Jumps and Loops
So, just be clear here, you have four user tasks which, with some limitations, can be completed in numerous sequences. Specifically, there’s 1) Create List, 2) Test List, 3) Set List Details, and 4) Display List. Obviously, the user has to create a list before doing anything else with it. Maybe there are some other limitations, such as the user cannot (or generally does not) set list details without testing the list first, but for the most part, the sequence is open. Maybe a user creates a list then tests it, then creates another one then tests it, or maybe a user creates a couples lists, then tests them each. Things like that.
Getting unstuck on a suboptimal
You’re gravitating to something like a wizard, but recognize that wizards are only good for a single linear path through the various potential steps, not this jumping around and repeating of steps in unpredictable sequences. As a designer, to get un-fixated on a particular design alternative (like wizards), focus on why you like the alternative, not what the alternative is.
You say a wizard allows the users “see what step [the users] are in a process and that each step is helping build the end result.” Wizards indicate the current step by the window or page the user sees at the moment. So how else can you indicate a step than by changing the entire window/page? A wizard itself is actually not too good at indicating progress. You have to add “Step 3 of 5” or equivalent graphic to each window/page, and sometimes you can’t because the wizard may take the user down various different branches of different lengths depending on user input to previous windows/pages. But the question for you is, how can you indicate progress, whether or not it’s a wizard?

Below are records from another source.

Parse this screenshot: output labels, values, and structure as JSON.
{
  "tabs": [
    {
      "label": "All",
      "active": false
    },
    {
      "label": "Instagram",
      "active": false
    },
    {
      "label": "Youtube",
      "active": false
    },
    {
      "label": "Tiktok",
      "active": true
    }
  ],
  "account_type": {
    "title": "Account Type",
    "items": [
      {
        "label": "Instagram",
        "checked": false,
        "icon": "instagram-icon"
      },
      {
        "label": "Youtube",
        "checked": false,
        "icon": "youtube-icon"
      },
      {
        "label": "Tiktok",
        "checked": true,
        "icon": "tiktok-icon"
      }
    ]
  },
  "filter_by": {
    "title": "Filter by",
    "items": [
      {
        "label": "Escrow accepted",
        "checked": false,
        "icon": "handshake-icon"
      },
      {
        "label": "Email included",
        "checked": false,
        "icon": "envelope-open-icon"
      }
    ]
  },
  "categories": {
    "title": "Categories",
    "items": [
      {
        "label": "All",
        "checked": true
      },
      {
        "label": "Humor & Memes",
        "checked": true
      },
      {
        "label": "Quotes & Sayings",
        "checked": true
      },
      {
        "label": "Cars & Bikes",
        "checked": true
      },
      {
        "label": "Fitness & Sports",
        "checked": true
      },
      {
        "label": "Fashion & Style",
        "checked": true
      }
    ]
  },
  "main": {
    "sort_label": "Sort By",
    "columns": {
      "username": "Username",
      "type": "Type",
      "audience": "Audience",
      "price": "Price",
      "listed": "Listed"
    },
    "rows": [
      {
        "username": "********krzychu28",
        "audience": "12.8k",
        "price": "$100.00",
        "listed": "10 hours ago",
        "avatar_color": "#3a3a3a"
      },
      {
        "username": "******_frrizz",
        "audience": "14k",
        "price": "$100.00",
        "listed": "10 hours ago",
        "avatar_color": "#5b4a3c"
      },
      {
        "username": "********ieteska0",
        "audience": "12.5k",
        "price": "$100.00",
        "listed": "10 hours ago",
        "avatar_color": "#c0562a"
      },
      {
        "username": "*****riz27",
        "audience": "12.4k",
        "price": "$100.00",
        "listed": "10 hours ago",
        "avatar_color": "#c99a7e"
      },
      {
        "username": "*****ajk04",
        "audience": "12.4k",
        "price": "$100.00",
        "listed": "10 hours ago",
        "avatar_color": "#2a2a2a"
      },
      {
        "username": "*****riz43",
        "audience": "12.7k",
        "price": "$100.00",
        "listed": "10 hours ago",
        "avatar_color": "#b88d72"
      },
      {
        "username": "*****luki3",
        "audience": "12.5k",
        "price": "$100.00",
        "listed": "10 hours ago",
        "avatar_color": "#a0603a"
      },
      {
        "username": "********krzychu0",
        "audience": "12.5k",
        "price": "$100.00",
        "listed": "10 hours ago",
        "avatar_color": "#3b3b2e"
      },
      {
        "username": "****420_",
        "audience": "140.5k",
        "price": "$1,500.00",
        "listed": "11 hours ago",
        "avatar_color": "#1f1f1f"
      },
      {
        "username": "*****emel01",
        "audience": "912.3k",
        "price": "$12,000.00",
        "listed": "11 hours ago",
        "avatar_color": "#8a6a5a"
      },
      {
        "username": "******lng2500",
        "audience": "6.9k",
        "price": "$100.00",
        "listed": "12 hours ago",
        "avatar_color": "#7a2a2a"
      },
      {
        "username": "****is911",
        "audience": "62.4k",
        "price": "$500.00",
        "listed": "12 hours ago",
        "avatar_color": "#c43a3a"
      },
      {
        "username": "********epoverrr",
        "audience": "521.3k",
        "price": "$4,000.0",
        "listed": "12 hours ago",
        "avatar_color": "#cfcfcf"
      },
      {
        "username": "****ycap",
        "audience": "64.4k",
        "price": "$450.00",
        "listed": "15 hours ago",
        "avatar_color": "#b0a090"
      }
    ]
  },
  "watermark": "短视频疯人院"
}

You may have recognized another problem with a wizard for this context: they only work on a single entity (a list, in your case). However, your users have multiple entities each which may be at a different step of processing at any given time (maybe there’s even some looping back to earlier steps for some). You need to track status and progress on each list.
If not a wizard…
Now that we’ve gotten away from wizard and back to what the users really need, the solution should be clearer. I think you need a dashboard. You need “home” window that displays a summary of the user’s work. It would likely be a table of the user’s lists with fields/cells that summarize or aggregate 1) what’s on each list, 2) how the list performs, 3) what details/settings it has, 4) where it’s displayed. You can have a small control in each cell to launch the appropriate app for the corresponding list to complete (or re-do/modify) the step.

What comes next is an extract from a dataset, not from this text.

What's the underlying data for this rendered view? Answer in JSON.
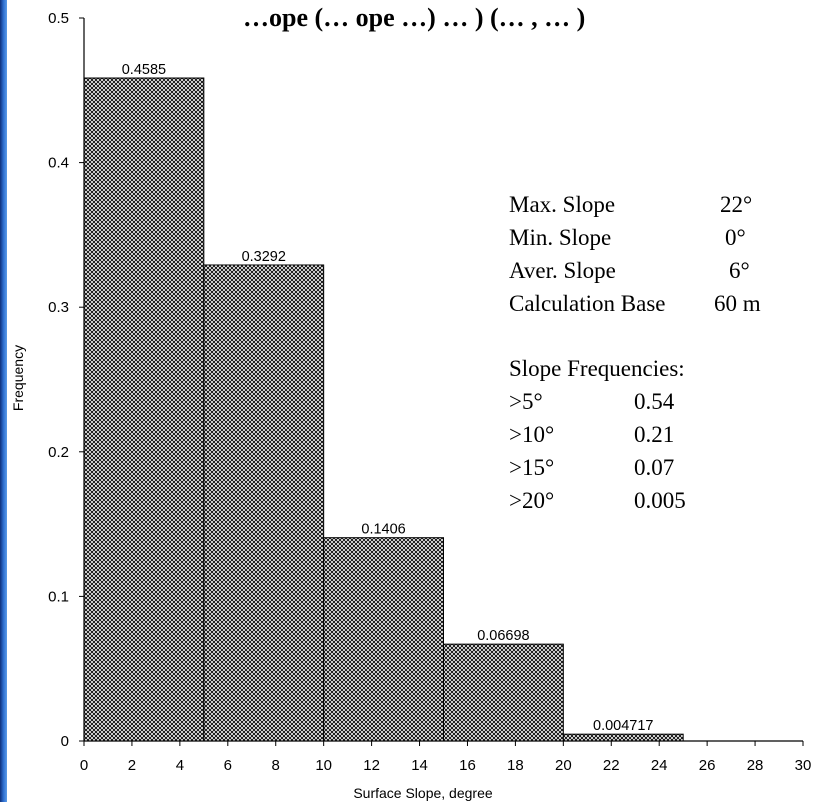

The cells are blank if the user hasn’t done a particular step on a list, providing a graphically obvious and intuitively clear indication of the step and progress of each list. The order of the cells “suggests” the order to do the steps, without locking the user into that order (if you have to restrict the order, dynamically disable the controls that launch the apps as necessary).
Making the most of it
Preferably each cell in the table will, not only indicate if a step was completed, but how it was completed. Cell 1 could be sample tags of the list, or a count of tags (if that’s useful), Cell 2 could provide a weighted average of performance measures or maybe a sparkline, and so on. Depending on your screen size and the number of lists users generally have (and thus the size of each cell), you may be able to put full details of the step in the cell (e.g., performance on all tests). Putting such content in the cells will help users distinguish lists and maybe help them decide if they want to re-do certain steps.
As much as possible, the “apps” should be integrated with the dashboard/home page to limit navigation and orientation overhead (unlike a wizard, which could automatically take the user to the next app, your users need to explicitly pick the app and list from home/dashboard, since it’s not predictable). How much you can do this depends on the complexity of the UI of each app. For example, rather than an “app” to set list details, you can show the list’s settings in master-detail relation: edit-in-place controls below the table of lists shows the current settings for the currently selected list. No need to explicitly launch the Details and Settings app. Of course, this only works well if the list settings are relatively few and you can afford to take some screen space away from the table of lists.
As another example, clicking on the Performance control could open a simple dialog of test parameters and a button to execute the test and close the dialog; the results appear only in the cell (if they fit), eliminating the need to navigate back from the Test and Performance app results page to the home/dashboard page. If the test runs quickly (< 0.5 seconds) and the parameters of the test tend to be fixed between lists and sessions, let the user set them in Options/Preferences and automatically run the test whenever the user creates/edits a list. No need explicitly launch the Test and Performance app. Sophisticated processing doesn’t necessarily need a complicated UI.